10.1. Activez votre environnement virtuel BUSCO.
{{Commands
|source busco_env/bin/activate
}}
10.2. Installez DendroPy.
{{Commands
|pip install 'dendropy<4.6'
}}
10.3. Installez SEPP.
{{Commands
|git clone https://github.com/smirarab/sepp.git
|cd sepp
|python setup.py config
|python setup.py install
}}
10.4. Validez l'installation.
{{Commands
|cd
|run_sepp.py -h
}}
10.5. Puisque SEPP est installé localement, vous ne pouvez pas utiliser le script ci-dessus pour créer votre environnement virtuel. Pour activer votre environnement virtuel, ajoutez la commande suivante sur la ligne qui suit la commande de chargement du module.
{{Commands
|source ~/busco_env/bin/activate
}}
== Modules ==
{{Warning
|title=Cette section est obsolète.
|content=Veuillez utiliser les wheels qui sont disponibles.
}}
1. Chargez les modules nécessaires.
{{Command|module load StdEnv/2018.3 gcc/7.3.0 openmpi/3.1.4 busco/3.0.2 r/4.0.2}}
Ceci charge aussi les modules pour Augustus, BLAST+, HMMER et d'autres paquets requis par BUSCO.

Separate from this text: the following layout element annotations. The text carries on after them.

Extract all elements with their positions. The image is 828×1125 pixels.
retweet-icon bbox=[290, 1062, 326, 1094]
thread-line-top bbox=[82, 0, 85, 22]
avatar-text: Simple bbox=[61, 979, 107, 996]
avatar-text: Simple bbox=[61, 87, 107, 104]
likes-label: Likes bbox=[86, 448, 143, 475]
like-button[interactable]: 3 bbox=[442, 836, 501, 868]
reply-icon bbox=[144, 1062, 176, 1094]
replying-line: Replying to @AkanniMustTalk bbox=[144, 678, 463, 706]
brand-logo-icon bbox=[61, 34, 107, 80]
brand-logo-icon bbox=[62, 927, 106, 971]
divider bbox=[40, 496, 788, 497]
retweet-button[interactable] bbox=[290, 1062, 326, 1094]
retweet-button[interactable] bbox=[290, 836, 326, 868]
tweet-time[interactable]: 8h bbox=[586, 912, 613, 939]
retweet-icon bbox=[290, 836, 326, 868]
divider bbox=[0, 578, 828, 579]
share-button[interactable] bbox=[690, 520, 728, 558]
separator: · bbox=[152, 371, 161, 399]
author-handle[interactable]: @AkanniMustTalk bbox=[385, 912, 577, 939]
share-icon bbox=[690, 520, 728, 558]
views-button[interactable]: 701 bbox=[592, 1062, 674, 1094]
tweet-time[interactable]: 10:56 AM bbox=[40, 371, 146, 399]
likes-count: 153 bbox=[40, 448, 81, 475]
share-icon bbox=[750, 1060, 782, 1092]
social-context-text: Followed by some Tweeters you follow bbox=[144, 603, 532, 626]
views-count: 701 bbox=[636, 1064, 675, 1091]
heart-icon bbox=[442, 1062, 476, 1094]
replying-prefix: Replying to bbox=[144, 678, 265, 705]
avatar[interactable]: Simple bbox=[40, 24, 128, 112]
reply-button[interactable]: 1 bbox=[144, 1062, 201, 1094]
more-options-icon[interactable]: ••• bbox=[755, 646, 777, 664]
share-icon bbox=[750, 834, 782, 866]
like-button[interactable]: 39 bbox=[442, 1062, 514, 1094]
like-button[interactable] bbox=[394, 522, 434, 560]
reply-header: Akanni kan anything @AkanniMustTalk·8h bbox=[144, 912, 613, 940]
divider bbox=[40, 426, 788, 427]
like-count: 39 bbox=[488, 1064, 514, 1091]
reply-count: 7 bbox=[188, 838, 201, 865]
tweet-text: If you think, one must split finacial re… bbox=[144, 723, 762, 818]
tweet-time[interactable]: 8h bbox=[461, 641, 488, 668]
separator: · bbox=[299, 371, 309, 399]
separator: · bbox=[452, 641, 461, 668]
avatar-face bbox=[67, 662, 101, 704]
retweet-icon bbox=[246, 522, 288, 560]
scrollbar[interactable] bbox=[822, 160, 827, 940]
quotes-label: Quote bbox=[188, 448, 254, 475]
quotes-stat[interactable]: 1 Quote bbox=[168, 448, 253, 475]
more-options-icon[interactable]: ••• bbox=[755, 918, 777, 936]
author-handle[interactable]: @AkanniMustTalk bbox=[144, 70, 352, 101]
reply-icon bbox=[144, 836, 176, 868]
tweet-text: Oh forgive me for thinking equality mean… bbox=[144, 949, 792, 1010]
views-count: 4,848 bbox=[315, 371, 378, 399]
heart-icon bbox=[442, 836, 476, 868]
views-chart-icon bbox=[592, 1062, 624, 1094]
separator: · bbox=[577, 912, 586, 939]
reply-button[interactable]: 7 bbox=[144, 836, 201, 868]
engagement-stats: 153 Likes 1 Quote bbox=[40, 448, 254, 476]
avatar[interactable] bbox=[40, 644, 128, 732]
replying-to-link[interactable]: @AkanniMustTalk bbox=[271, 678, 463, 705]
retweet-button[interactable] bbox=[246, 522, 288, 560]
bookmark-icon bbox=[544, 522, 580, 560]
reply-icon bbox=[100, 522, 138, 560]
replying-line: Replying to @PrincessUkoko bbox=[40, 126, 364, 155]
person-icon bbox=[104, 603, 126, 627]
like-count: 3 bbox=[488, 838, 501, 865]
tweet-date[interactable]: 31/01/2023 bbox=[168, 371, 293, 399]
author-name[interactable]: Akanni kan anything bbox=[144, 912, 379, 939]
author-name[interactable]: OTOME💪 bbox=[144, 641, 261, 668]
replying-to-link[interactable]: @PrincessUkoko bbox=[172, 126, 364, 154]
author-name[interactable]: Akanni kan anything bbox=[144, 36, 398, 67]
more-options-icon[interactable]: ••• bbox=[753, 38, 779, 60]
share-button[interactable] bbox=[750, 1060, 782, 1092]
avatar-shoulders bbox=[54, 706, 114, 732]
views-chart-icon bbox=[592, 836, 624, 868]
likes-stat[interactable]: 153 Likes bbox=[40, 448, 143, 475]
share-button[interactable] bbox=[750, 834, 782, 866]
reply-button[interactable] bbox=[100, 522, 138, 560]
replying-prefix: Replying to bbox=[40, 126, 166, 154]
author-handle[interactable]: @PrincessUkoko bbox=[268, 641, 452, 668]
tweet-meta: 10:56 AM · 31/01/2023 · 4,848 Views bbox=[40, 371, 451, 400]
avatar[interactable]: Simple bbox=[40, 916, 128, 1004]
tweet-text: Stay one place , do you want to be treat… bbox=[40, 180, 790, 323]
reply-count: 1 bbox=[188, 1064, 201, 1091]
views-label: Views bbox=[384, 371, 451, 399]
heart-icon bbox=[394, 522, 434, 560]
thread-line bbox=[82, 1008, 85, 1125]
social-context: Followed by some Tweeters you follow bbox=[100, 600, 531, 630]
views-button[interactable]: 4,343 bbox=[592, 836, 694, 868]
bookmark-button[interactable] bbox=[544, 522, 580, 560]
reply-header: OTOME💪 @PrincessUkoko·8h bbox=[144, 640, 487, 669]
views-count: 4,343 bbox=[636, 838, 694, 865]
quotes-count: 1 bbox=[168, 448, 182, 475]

2. Copiez le fichier de configuration
{{Command|cp -v $EBROOTBUSCO/config/config.ini.default $HOME/busco_config.ini}}
ou
{{Command|wget -O $HOME/busco_config.ini https://gitlab.com/ezlab/busco/raw/master/config/config.ini.default}}
3. Modifiez le fichier de configuration. Les endroits où se trouvent les outils externes sont définis dans la dernière section.
{{File
|name=partial_busco_config.ini
|lang="text"
|contents=
[tblastn]
# path to tblastn
path = /cvmfs/soft.computecanada.ca/easybuild/software/2017/avx512/Compiler/gcc7.3/blast+/2.7.1/bin/
[makeblastdb]
# path to makeblastdb
path = /cvmfs/soft.computecanada.ca/easybuild/software/2017/avx512/Compiler/gcc7.3/blast+/2.7.1/bin/
[augustus]
# path to augustus
path = /cvmfs/soft.computecanada.ca/easybuild/software/2017/avx512/Compiler/gcc7.3/augustus/3.3/bin/
[etraining]
# path to augustus etraining
path = /cvmfs/soft.computecanada.ca/easybuild/software/2017/avx512/Compiler/gcc7.3/augustus/3.3/bin/
# path to augustus perl scripts, redeclare it for each new script
[gff2gbSmallDNA.pl]
path = /cvmfs/soft.computecanada.ca/easybuild/software/2017/avx512/Compiler/gcc7.3/augustus/3.3/scripts/
[new_species.pl]
path = /cvmfs/soft.computecanada.ca/easybuild/software/2017/avx512/Compiler/gcc7.3/augustus/3.3/scripts/
[optimize_augustus.pl]
path = /cvmfs/soft.computecanada.ca/easybuild/software/2017/avx512/Compiler/gcc7.3/augustus/3.3/scripts/
[hmmsearch]
# path to HMMsearch executable
path = /cvmfs/soft.computecanada.ca/easybuild/software/2017/avx512/Compiler/gcc7.3/hmmer/3.1b2/bin/
[Rscript]
# path to Rscript, if you wish to use the plot tool
path = /cvmfs/soft.computecanada.ca/easybuild/software/2017/avx512/Compiler/gcc7.3/r/4.0.2/bin/
}}
4. Copiez le répertoire config
d’Augustus à un endroit où la lecture est possible.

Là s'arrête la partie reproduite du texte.